Ms. Dan said the Ready Pac offering is clearly in a class by itself, as the other fruit parfaits are not offering fresh fruit. She said that the idea was first hatched about two-and-a-half years ago when the research-and-development department noticed the “tremendous growth of fruit parfaits at QSRs [quick serve restaurants]. We looked at what was out there and determined that we could do it better.”
But rather than focusing on QSRs, Ready Pac wanted to bring the same parfait experience home to consumers to eat as snacks or to add variety to their brown bag lunches. It took about 18 months to perfect the recipe, which has been undergoing test marketing for the past nine months.
Ms. Dan indicated the company is very confident about the retail success of this product. “Our success rate for product introductions is very good,” she said. “If an average company is one out of 10, we are much better than that. We tend to discard items well before they make it to this stage.”
At this same PMA convention, Ready Pac also will introduce a new twist to its popular Bistro Salad line. The Bistro Salads, which were introduced as a single-serve item targeted for the lunch crowd, feature separately packaged ingredients, including a protein.
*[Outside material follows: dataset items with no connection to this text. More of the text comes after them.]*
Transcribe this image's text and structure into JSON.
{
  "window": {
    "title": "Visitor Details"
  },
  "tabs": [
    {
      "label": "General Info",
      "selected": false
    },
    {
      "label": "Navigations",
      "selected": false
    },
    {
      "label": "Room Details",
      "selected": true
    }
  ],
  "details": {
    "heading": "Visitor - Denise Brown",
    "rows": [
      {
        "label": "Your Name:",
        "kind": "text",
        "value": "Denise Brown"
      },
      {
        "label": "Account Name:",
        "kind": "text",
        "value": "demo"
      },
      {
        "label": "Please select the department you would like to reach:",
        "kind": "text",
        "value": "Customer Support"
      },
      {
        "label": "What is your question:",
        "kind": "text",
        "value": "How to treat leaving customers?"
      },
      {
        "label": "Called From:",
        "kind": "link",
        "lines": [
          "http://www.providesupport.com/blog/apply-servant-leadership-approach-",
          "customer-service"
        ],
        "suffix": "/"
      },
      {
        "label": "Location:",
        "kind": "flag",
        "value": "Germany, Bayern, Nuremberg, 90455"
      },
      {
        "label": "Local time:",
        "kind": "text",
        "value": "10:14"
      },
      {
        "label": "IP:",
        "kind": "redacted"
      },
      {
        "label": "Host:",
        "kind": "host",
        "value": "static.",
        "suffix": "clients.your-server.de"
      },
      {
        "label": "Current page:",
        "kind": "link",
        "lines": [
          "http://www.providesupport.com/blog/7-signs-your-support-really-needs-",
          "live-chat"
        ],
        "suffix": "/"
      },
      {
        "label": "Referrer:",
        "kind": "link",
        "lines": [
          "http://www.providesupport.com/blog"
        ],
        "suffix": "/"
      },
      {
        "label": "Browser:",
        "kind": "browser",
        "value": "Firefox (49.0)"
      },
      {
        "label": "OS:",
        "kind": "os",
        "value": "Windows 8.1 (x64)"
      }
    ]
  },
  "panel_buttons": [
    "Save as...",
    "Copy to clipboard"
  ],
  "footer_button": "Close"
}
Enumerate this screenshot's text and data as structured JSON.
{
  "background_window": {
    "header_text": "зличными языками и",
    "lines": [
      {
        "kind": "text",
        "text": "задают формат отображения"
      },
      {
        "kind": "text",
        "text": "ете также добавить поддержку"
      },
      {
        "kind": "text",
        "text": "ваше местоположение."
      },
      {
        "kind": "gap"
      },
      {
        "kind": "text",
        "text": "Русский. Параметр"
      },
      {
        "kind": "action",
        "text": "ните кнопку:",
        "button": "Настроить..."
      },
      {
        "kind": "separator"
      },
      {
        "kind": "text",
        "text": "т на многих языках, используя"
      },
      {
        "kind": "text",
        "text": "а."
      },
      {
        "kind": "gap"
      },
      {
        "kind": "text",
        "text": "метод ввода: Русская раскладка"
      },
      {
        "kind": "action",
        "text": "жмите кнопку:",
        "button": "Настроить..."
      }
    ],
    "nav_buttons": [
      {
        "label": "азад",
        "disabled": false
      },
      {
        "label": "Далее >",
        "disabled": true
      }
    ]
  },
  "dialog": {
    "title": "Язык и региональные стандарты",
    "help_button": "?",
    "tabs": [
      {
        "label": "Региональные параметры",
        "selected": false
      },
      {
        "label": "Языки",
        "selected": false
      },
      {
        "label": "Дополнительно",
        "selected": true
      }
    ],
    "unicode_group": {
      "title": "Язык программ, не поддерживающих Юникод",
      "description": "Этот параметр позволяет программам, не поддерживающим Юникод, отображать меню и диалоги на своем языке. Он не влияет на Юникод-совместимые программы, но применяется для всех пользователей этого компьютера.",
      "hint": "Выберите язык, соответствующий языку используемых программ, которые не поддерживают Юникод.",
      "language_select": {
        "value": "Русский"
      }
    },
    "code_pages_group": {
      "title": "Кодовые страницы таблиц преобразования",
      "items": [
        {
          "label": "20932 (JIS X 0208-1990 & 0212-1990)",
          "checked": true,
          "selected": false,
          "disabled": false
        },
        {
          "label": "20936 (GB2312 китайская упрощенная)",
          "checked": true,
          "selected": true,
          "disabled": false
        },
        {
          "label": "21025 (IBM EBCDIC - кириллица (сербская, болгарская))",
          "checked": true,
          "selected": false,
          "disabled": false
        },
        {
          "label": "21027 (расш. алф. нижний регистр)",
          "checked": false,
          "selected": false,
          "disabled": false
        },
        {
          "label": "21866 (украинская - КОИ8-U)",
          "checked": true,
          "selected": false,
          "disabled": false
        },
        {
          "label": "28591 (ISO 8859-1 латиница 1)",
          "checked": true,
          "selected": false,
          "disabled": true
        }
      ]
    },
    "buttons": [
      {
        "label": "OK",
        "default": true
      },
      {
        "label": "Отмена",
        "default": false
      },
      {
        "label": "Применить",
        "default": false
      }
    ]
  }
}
While they have been very well received and are showing significant year over year sales increases, the Ready Pac executives said some people wanted a larger size, either for a bigger appetite or to share as a dinner item.
Ready Pac has now introduced the Bistro Salad Bowls in a dinner-solution size. Ms. Kieva said that there are actually up to three servings in the larger bowl, which should accommodate those who want to share lunch as well as someone looking for a dinner solution or the very, very hungry eater. The suggested retail price point is $4.99 to $5.99.